Joshua Medina ’19 has developed a new technique for documenting the colors of bird plumage in 3-D

Joshua Medina ’19 had long had an interest in 3-D modeling before he took a class his sophomore year from Damian Stocking, associate professor of comparative studies in literature and culture (CSLC). Stocking had recently returned from Greece with videos of classical sculpture and, knowing of Medina’s interest, asked him if he could create a 3-D statue mockup from the videos.

Having read a paper on photogrammetry—the extraction of three-­dimensional measurements from 2-D images—Medina, a CSLC major from Seattle, set to work. Then fate took a hand when he met James Maley, the collections manager of Oxy’s Moore Lab of Zoology, out walking his dog, Fred.

Maley gave Medina a tour of Moore Lab—home of the world’s largest collection of Mexican birds—“and I was absolutely blown away,” Medina remembers. “You get the sensation of being around a lot of hidden history, and all the DNA data likely could fill shelves. That feeling was just as striking as the beauty for me.” He soon realized that the 3-D modeling techniques he had used on Greek statuary could also be applied to bird specimens, and from that emerged a multi-year project to digitize the lab’s specimens in 3-D. That idea snowballed into a submitted journal article, an appearance on NPR’s Science Friday, and a National Science Foundation grant proposal.

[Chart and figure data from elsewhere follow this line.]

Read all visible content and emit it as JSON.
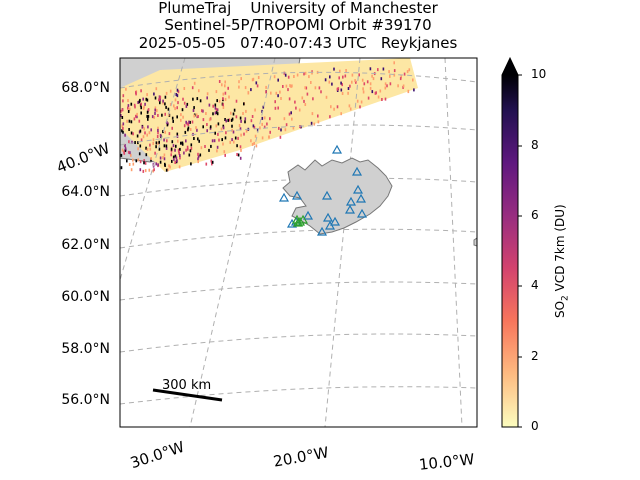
{
  "title": {
    "line1": "PlumeTraj    University of Manchester",
    "line2": "Sentinel-5P/TROPOMI Orbit #39170",
    "line3": "2025-05-05   07:40-07:43 UTC   Reykjanes"
  },
  "lat_labels": [
    "68.0°N",
    "64.0°N",
    "62.0°N",
    "60.0°N",
    "58.0°N",
    "56.0°N"
  ],
  "lon_labels": {
    "left_edge": "40.0°W",
    "bottom": [
      "30.0°W",
      "20.0°W",
      "10.0°W"
    ]
  },
  "scale_bar": {
    "label": "300 km"
  },
  "colorbar": {
    "label_prefix": "SO",
    "label_sub": "2",
    "label_suffix": " VCD 7km (DU)",
    "ticks": [
      "0",
      "2",
      "4",
      "6",
      "8",
      "10"
    ],
    "range": [
      0,
      10
    ],
    "extend": "max",
    "colormap": "magma_r"
  },
  "colors": {
    "land": "#d0d0d0",
    "coast": "#777777",
    "grid": "#b0b0b0",
    "volcano_triangle": "#1f77b4",
    "active_volcano": "#2ca02c"
  },
  "volcano_marker": "triangle-icon",
  "active_volcano_marker": "triangle-icon"
}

In addition, Medina is the recipient of a prestigious National Science Foundation Graduate Research Fellowship. Awarded annually to candidates in the sciences and social sciences who are pursuing a master’s degree or Ph.D., the fellowship provides three years of support for graduate study leading to research-based advanced degrees and is intended for students in the early stages of their graduate work.

“Josh essentially started and ran his own research operation,” says John McCormack, associate professor of biology and director of Moore Lab. “He invented something that the evolutionary biology and systematics community needed: a way to analyze whole-organism, full-spectrum color.”

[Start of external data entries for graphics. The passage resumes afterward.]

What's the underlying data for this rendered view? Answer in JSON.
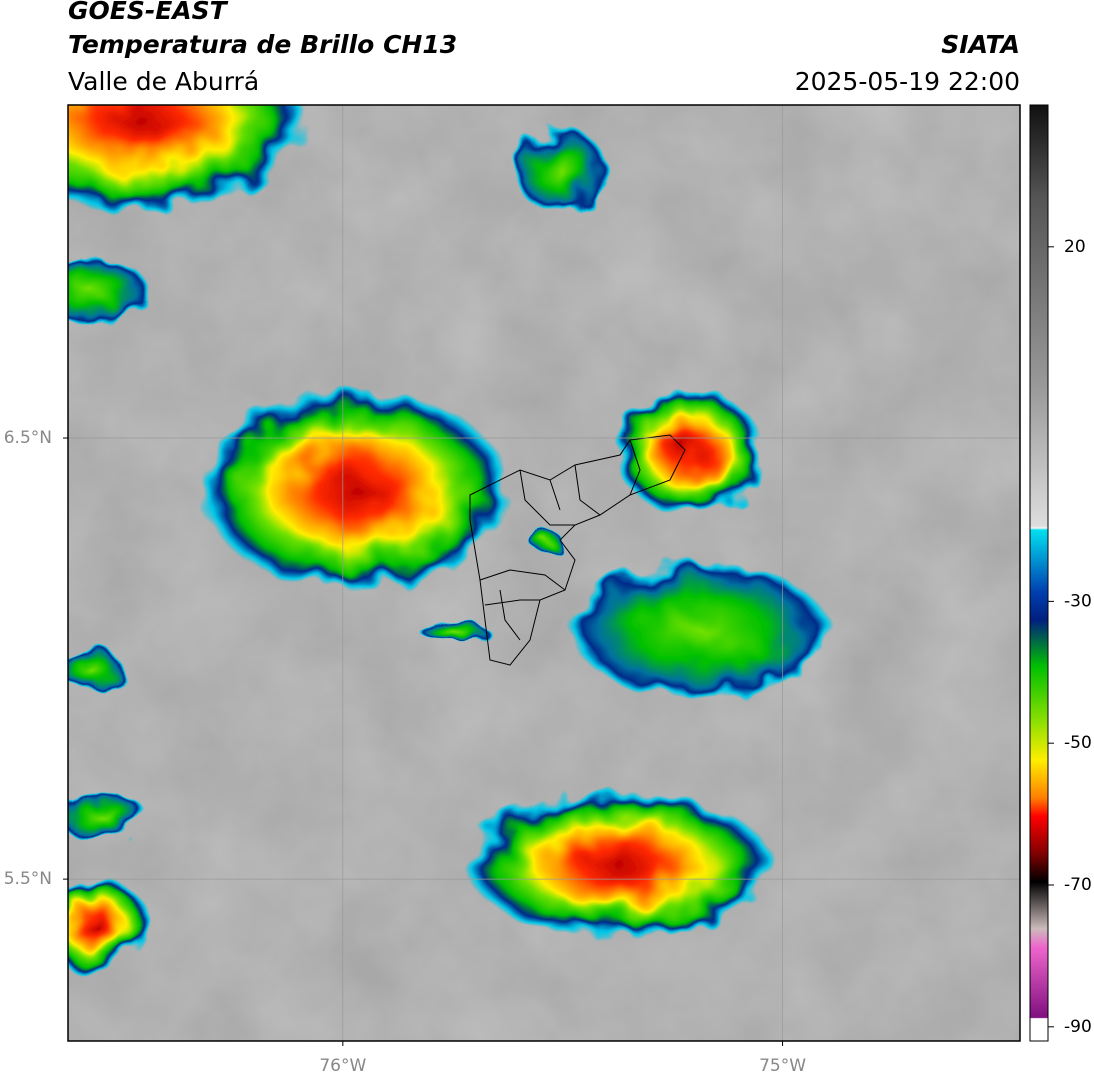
{
  "header": {
    "title": "GOES-EAST",
    "subtitle": "Temperatura de Brillo CH13",
    "region": "Valle de Aburrá",
    "source": "SIATA",
    "datetime": "2025-05-19 22:00"
  },
  "map": {
    "xlim": [
      -76.625,
      -74.46
    ],
    "ylim": [
      5.133,
      7.255
    ],
    "xticks": [
      {
        "value": -76,
        "label": "76°W"
      },
      {
        "value": -75,
        "label": "75°W"
      }
    ],
    "yticks": [
      {
        "value": 6.5,
        "label": "6.5°N"
      },
      {
        "value": 5.5,
        "label": "5.5°N"
      }
    ],
    "grid": true
  },
  "colorbar": {
    "ylim": [
      -92,
      40
    ],
    "yticks": [
      20,
      -30,
      -50,
      -70,
      -90
    ]
  }
}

Although the coronavirus pandemic has complicated the graduate school process, Medina hopes to pursue his Ph.D. at the University of Massachusetts, Amherst, where biologist Duncan Irschick uses 3-D modeling to explore animal functional mechanics. Medina ultimately sees lots of possibilities for his technique for museum collections generally, although he’s not quite done with birds yet: “Using UV light, we’ve been asking questions about the colors we can’t see.”

Worth Noting

Bhavna Shamasunder, associate professor of urban and environmental policy, is the recipient of a $479,480 grant from the National Science Foundation’s Division of Science, Technology, and Society for a study of women in immigrant communities in Los Angeles, Minneapolis, and New York City who use potentially toxic beauty products to lighten their skin. Titled “Race, Immigration, and the Public Understanding of Science: The Case of Skin Bleaching,” the study’s goal is to examine women’s understanding of the risks involved in using the products and their rationales for doing so.

The project first uses archival sources to understand the global skin-lightening market, how mercury came to be added as an ingredient, and efforts by companies to replace it with less toxic alternatives. Second, it examines how diverse communities perceive scientific and public health information about chemical toxicity, their reasons for purchasing skin-lightening products, and whether and how scientific and public health data influences consumer choices.

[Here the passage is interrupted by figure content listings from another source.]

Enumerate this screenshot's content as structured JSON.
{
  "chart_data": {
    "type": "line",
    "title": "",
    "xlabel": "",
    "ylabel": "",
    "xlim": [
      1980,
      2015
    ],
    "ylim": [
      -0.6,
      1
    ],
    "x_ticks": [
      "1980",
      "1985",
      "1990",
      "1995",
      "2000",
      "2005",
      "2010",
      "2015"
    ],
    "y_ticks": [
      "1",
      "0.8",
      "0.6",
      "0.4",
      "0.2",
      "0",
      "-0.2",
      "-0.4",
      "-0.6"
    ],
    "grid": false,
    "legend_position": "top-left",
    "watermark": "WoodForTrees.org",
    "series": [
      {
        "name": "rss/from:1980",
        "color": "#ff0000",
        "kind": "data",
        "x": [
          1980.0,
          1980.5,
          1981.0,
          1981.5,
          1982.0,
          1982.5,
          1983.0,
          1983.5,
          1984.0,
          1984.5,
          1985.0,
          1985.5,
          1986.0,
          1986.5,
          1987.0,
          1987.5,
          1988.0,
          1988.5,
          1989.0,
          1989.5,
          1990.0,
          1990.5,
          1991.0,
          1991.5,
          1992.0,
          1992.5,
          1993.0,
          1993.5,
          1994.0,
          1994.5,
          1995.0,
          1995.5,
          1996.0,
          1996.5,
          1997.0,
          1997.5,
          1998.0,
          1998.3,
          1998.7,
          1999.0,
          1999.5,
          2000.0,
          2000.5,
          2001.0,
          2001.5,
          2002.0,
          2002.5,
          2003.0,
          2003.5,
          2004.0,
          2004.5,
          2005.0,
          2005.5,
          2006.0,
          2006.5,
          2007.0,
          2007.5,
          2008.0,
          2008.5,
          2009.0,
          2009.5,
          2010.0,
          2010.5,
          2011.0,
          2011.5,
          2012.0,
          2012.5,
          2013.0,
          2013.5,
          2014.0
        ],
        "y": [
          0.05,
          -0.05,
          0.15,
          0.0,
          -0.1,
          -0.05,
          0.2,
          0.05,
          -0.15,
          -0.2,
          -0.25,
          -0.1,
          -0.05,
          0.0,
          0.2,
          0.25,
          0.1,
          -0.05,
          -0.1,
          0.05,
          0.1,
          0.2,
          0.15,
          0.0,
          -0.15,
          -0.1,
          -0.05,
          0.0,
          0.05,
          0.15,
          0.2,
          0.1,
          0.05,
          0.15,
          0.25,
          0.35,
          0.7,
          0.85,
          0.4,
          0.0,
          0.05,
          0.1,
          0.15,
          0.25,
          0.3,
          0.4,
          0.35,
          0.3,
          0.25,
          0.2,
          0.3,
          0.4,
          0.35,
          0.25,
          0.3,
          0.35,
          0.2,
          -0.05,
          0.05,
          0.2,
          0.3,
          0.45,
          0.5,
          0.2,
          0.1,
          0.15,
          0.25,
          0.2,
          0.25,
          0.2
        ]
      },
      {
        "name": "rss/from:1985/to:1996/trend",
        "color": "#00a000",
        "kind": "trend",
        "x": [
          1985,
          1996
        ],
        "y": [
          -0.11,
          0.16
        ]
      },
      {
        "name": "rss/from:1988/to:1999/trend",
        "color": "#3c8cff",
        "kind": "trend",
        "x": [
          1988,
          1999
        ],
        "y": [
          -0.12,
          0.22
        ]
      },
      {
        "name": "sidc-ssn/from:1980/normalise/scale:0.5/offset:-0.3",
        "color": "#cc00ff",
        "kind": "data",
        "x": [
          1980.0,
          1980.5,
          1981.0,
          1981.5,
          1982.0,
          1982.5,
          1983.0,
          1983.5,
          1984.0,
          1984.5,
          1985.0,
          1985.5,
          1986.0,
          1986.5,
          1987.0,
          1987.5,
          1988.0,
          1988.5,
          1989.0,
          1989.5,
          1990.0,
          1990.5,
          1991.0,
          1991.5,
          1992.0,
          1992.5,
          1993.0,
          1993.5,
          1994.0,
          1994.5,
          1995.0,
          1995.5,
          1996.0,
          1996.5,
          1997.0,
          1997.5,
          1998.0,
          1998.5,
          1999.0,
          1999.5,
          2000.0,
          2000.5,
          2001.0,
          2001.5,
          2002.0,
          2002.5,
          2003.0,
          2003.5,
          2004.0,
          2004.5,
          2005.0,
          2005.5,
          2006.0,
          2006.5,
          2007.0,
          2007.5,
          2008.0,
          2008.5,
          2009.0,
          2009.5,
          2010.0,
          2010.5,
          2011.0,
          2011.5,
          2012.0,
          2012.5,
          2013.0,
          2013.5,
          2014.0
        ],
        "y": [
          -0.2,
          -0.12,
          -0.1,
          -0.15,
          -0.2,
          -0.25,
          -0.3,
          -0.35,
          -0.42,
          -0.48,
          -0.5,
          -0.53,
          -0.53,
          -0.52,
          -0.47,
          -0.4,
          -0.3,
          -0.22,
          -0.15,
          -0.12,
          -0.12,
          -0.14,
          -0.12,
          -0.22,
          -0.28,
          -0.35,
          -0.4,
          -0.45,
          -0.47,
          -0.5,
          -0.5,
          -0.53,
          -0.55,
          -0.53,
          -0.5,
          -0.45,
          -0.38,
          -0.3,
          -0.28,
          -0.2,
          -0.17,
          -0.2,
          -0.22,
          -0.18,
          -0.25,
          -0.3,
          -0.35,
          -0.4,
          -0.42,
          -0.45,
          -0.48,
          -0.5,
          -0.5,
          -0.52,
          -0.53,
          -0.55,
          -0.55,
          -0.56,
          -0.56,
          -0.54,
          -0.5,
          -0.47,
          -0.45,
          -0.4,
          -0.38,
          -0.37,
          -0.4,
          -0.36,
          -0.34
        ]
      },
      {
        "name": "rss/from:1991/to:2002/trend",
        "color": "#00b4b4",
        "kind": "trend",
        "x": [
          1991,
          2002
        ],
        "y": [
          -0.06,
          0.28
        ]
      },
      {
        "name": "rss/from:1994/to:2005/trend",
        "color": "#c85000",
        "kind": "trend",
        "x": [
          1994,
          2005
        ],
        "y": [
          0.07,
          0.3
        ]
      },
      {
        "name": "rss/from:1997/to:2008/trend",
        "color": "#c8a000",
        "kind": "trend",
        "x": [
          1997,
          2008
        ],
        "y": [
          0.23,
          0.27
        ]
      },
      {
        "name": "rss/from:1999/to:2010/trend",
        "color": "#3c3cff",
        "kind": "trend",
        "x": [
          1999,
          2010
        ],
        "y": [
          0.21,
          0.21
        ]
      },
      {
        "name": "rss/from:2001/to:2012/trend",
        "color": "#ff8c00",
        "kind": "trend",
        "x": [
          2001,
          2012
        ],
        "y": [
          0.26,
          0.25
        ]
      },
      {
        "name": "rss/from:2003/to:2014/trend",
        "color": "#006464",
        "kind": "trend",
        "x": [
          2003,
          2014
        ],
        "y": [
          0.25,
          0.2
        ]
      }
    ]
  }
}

Regions with low-income populations and low Internet penetration are less likely to follow safe-at-home orders and are thus more vulnerable to the COVID-19 corona­virus, according to a new study co-authored by Lesley Chiou, professor of economics at Occidental, and Catherine Tucker, Sloan Distinguished Professor of Marketing at MIT Sloan School of Management.

Titled “Social Distancing, Internet Access, and Inequality,” the study is based on voluntary tracking data from 20 million cellphones nationwide and demographic data from the U.S. Census’ 2018 American Community Survey. The results suggest that policymakers should consider the impact of the digital divide in fighting the pandemic.

“Income inequality is cited as one of the chief causes of why some individuals are able to stay-at-home and limit exposure to coronavirus while others cannot,” says Chiou. “But while we found that income is correlated in differences in stay-at-home rates, it is the unequal distribution of high-speed Internet in homes that appears to drive much of this disparity. In this case, access to the Internet represents access to potentially life-saving choices.”